Spotify is about to begin talks with the three music majors about renewing its licensing agreements, according to The Verge, and bosses at the streaming music service are expected to ask for more favourable rates as they endeavour to make their business commercially viable long term.
According to the tech site, talks with Warner are already underway, while meetings with Sony and Universal are scheduled.

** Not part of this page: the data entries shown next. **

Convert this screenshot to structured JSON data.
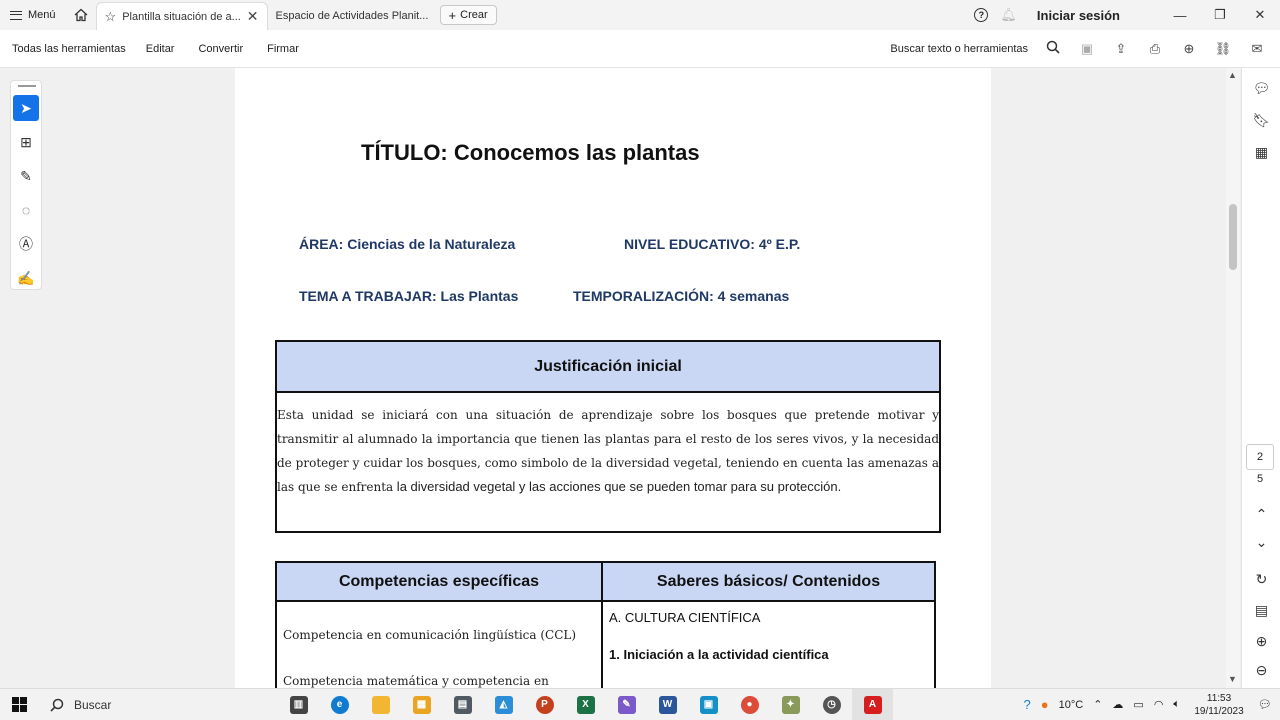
{
  "titlebar": {
    "menu_label": "Menú",
    "tabs": [
      {
        "label": "Plantilla situación de a..."
      },
      {
        "label": "Espacio de Actividades Planit..."
      }
    ],
    "create_label": "Crear",
    "signin_label": "Iniciar sesión"
  },
  "toolbar": {
    "items": [
      "Todas las herramientas",
      "Editar",
      "Convertir",
      "Firmar"
    ],
    "search_label": "Buscar texto o herramientas"
  },
  "document": {
    "title": "TÍTULO: Conocemos las plantas",
    "area": "ÁREA:  Ciencias de la Naturaleza",
    "nivel": "NIVEL EDUCATIVO: 4º E.P.",
    "tema": "TEMA A TRABAJAR: Las Plantas",
    "temporalizacion": "TEMPORALIZACIÓN: 4 semanas",
    "justificacion": {
      "header": "Justificación inicial",
      "text_serif": "Esta unidad se iniciará con una situación de aprendizaje sobre los bosques que pretende motivar y transmitir al alumnado la importancia que tienen las plantas para el resto de los seres vivos, y la necesidad de proteger y cuidar los bosques, como simbolo de la diversidad vegetal, teniendo en cuenta las amenazas a las que se enfrenta",
      "text_sans": " la diversidad vegetal y las acciones que se pueden tomar para su protección."
    },
    "competencias": {
      "col1_header": "Competencias específicas",
      "col2_header": "Saberes básicos/ Contenidos",
      "col1_items": [
        "Competencia en comunicación lingüística (CCL)",
        "Competencia matemática y competencia en"
      ],
      "col2_section": "A. CULTURA CIENTÍFICA",
      "col2_item": "1. Iniciación a la actividad científica"
    }
  },
  "pager": {
    "current": "2",
    "total": "5"
  },
  "taskbar": {
    "search_label": "Buscar",
    "temperature": "10°C",
    "time": "11:53",
    "date": "19/11/2023"
  }
}
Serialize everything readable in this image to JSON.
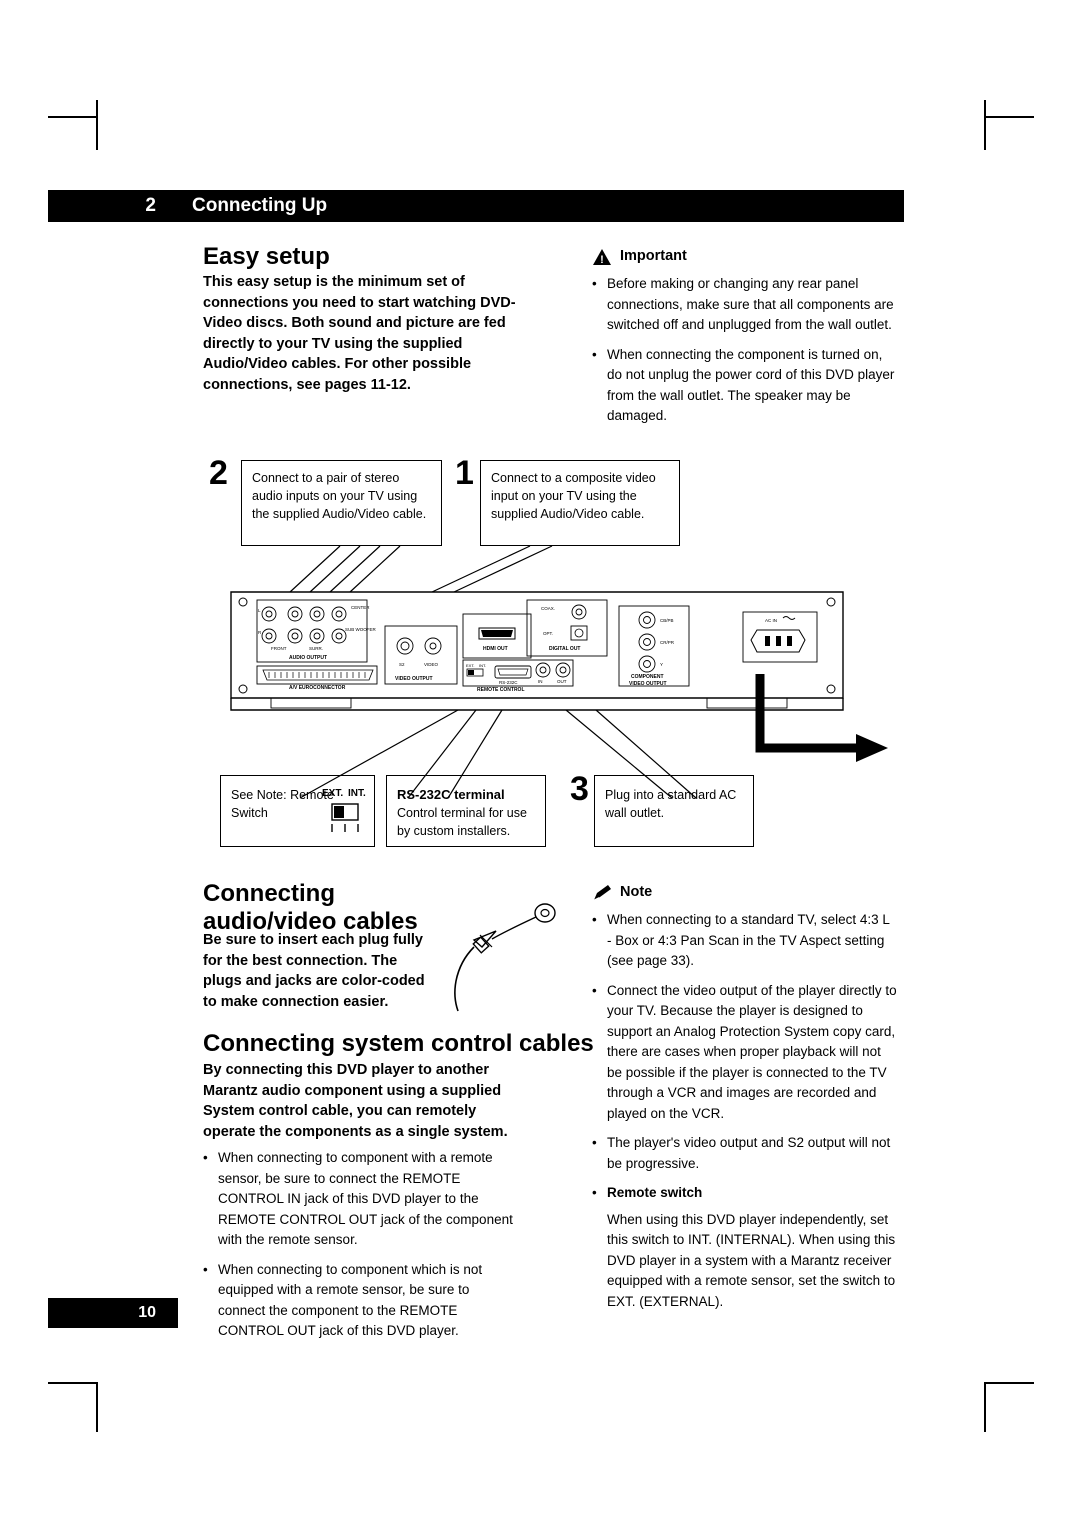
{
  "header": {
    "chapter_number": "2",
    "title": "Connecting Up"
  },
  "footer": {
    "page_number": "10"
  },
  "sections": {
    "easy_setup": {
      "title": "Easy setup",
      "intro": "This easy setup is the minimum set of connections you need to start watching DVD-Video discs. Both sound and picture are fed directly to your TV using the supplied Audio/Video cables. For other possible connections, see pages 11-12."
    },
    "audio_video_cables": {
      "title": "Connecting audio/video cables",
      "body": "Be sure to insert each plug fully for the best connection. The plugs and jacks are color-coded to make connection easier."
    },
    "system_control": {
      "title": "Connecting system control cables",
      "intro": "By connecting this DVD player to another Marantz audio component using a supplied System control cable, you can remotely operate the components as a single system.",
      "bullets": [
        "When connecting to component with a remote sensor, be sure to connect the REMOTE CONTROL IN jack of this DVD player to the REMOTE CONTROL OUT jack of the component with the remote sensor.",
        "When connecting to component which is not equipped with a remote sensor, be sure to connect the component to the REMOTE CONTROL OUT jack of this DVD player."
      ]
    }
  },
  "important_box": {
    "icon": "warning-icon",
    "title": "Important",
    "bullets": [
      "Before making or changing any rear panel connections, make sure that all components are switched off and unplugged from the wall outlet.",
      "When connecting the component is turned on, do not unplug the power cord of this DVD player from the wall outlet. The speaker may be damaged."
    ]
  },
  "note_box": {
    "icon": "pencil-note-icon",
    "title": "Note",
    "bullets": [
      "When connecting to a standard TV, select 4:3 L - Box or 4:3 Pan Scan in the TV Aspect setting (see page 33).",
      "Connect the video output of the player directly to your TV. Because the player is designed to support an Analog Protection System copy card, there are cases when proper playback will not be possible if the player is connected to the TV through a VCR and images are recorded and played on the VCR.",
      "The player's video output and S2 output will not be progressive."
    ],
    "sub_title": "Remote switch",
    "sub_body": "When using this DVD player independently, set this switch to INT. (INTERNAL). When using this DVD player in a system with a Marantz receiver equipped with a remote sensor, set the switch to EXT. (EXTERNAL)."
  },
  "callouts": [
    {
      "number": "2",
      "text": "Connect to a pair of stereo audio inputs on your TV using the supplied Audio/Video cable."
    },
    {
      "number": "1",
      "text": "Connect to a composite video input on your TV using the supplied Audio/Video cable."
    },
    {
      "number": "",
      "text": "See Note: Remote Switch",
      "switch_labels": "EXT.  INT."
    },
    {
      "number": "",
      "title": "RS-232C terminal",
      "text": "Control terminal for use by custom installers."
    },
    {
      "number": "3",
      "text": "Plug into a standard AC wall outlet."
    }
  ],
  "rear_panel_labels": {
    "center": "CENTER",
    "subwoofer": "SUB WOOFER",
    "front": "FRONT",
    "surr": "SURR.",
    "audio_output": "AUDIO OUTPUT",
    "av_euroconnector": "A/V EUROCONNECTOR",
    "hdmi_out": "HDMI OUT",
    "coax": "COAX.",
    "opt": "OPT.",
    "digital_out": "DIGITAL OUT",
    "video_output_1": "VIDEO OUTPUT",
    "s2": "S2",
    "video": "VIDEO",
    "ext": "EXT.",
    "int": "INT.",
    "rs232c": "RS-232C",
    "remote_control": "REMOTE CONTROL",
    "in": "IN",
    "out": "OUT",
    "component": "COMPONENT",
    "video_output_2": "VIDEO OUTPUT",
    "cb": "CB/PB",
    "cr": "CR/PR",
    "y": "Y",
    "ac_in": "AC IN",
    "l": "L",
    "r": "R"
  }
}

It’s thought that the option of extending Spotify’s freemium option to mobile devices will also be discussed.
If cutting royalty rates is on the agenda, some tough negotiations could be imminent, given that many in the industry already reckon the royalties paid out by the streaming services are low.

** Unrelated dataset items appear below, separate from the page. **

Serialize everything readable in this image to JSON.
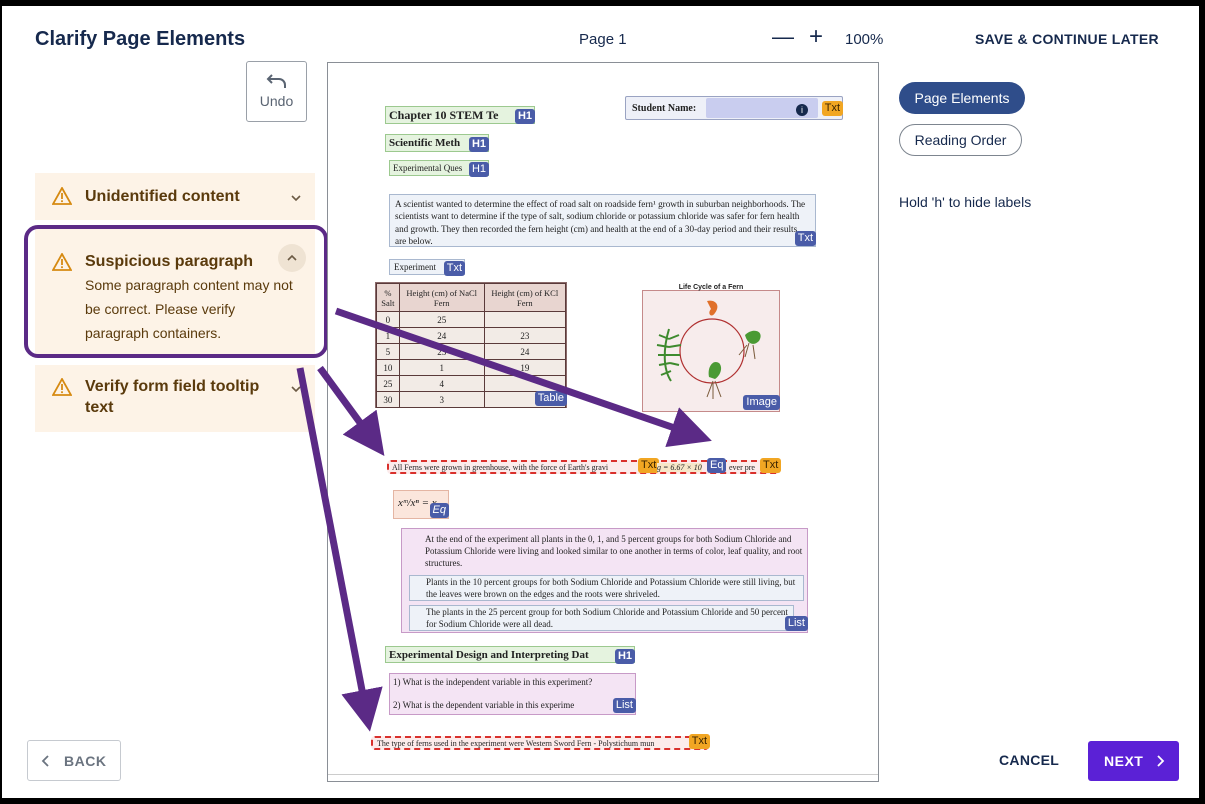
{
  "header": {
    "title": "Clarify Page Elements",
    "page_label": "Page 1",
    "zoom_minus": "—",
    "zoom_plus": "+",
    "zoom_level": "100%",
    "save_later": "SAVE & CONTINUE LATER"
  },
  "toolbar": {
    "undo_label": "Undo"
  },
  "issues": [
    {
      "title": "Unidentified content",
      "expanded": false
    },
    {
      "title": "Suspicious paragraph",
      "expanded": true,
      "description": "Some paragraph content may not be correct. Please verify paragraph containers."
    },
    {
      "title": "Verify form field tooltip text",
      "expanded": false
    }
  ],
  "right_panel": {
    "tab_page_elements": "Page Elements",
    "tab_reading_order": "Reading Order",
    "hint": "Hold 'h' to hide labels"
  },
  "footer": {
    "back": "BACK",
    "cancel": "CANCEL",
    "next": "NEXT"
  },
  "document": {
    "heading1": "Chapter 10 STEM Te",
    "student_name_label": "Student Name:",
    "heading2": "Scientific Meth",
    "heading3": "Experimental Ques",
    "paragraph": "A scientist wanted to determine the effect of road salt on roadside fern¹ growth in suburban neighborhoods. The scientists want to determine if the type of salt, sodium chloride or potassium chloride was safer for fern health and growth. They then recorded the fern height (cm) and health at the end of a 30-day period and their results are below.",
    "experiment_label": "Experiment",
    "table": {
      "headers": [
        "% Salt",
        "Height (cm) of NaCl Fern",
        "Height (cm) of KCl Fern"
      ],
      "rows": [
        [
          "0",
          "25",
          ""
        ],
        [
          "1",
          "24",
          "23"
        ],
        [
          "5",
          "23",
          "24"
        ],
        [
          "10",
          "1",
          "19"
        ],
        [
          "25",
          "4",
          ""
        ],
        [
          "30",
          "3",
          ""
        ]
      ]
    },
    "image_title": "Life Cycle of a Fern",
    "suspicious_line": "All Ferns were grown in greenhouse, with the  force of Earth's gravi",
    "equation_inline": "g = 6.67 × 10",
    "suspicious_tail": "ever pre",
    "equation_block": "xᵐ/xⁿ = x",
    "list_items": [
      "At the end of the experiment all plants in the 0, 1, and 5 percent groups for both Sodium Chloride and Potassium Chloride were living and looked similar to one another in terms of color, leaf quality, and root structures.",
      "Plants in the 10 percent groups for both Sodium Chloride and Potassium Chloride were still living, but the leaves were brown on the edges and the roots were shriveled.",
      "The plants in the 25 percent group for both Sodium Chloride and Potassium Chloride and 50 percent for Sodium Chloride were all dead."
    ],
    "heading4": "Experimental Design and Interpreting Dat",
    "questions": [
      "1)   What is the independent variable in this experiment?",
      "2)   What is the dependent variable in this experime"
    ],
    "footnote": "The type of ferns used in the experiment were Western Sword Fern - Polystichum mun",
    "tags": {
      "h1": "H1",
      "txt": "Txt",
      "table": "Table",
      "image": "Image",
      "eq": "Eq",
      "list": "List"
    }
  }
}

Although, for the majors, total streaming revenues across entire catalogues are more substantial, and as shareholders in the Spotify business they have an interest in seeing it succeed, at least until any future IPO or Netflix takeover.
While streaming and subscription music services have seen the most growth in the digital music domain in recent years, and are arguably more attractive to younger consumers than iTunes-style download stores, most players in this space are still relying on venture capital or tech-partner advances to make things add up.
Optimism generally remains at the top of the streaming firms, though some doom-mongerers have already questioned whether current streaming business models can really work long term.
And whether the ten pound a month subscription rate (with cheaper more limited options) wasn’t too low a price with which to enter the marketplace (as with the 99 cents per download price point, it was sort of picked for marketing rather than economic reasons).
Still, one source told The Verge: “Everybody in the [music] industry wants to see Spotify succeed. Nobody in the industry can afford to see them go down the tubes”. But expect much speculation and gossip as the Spotify/label meetings progress.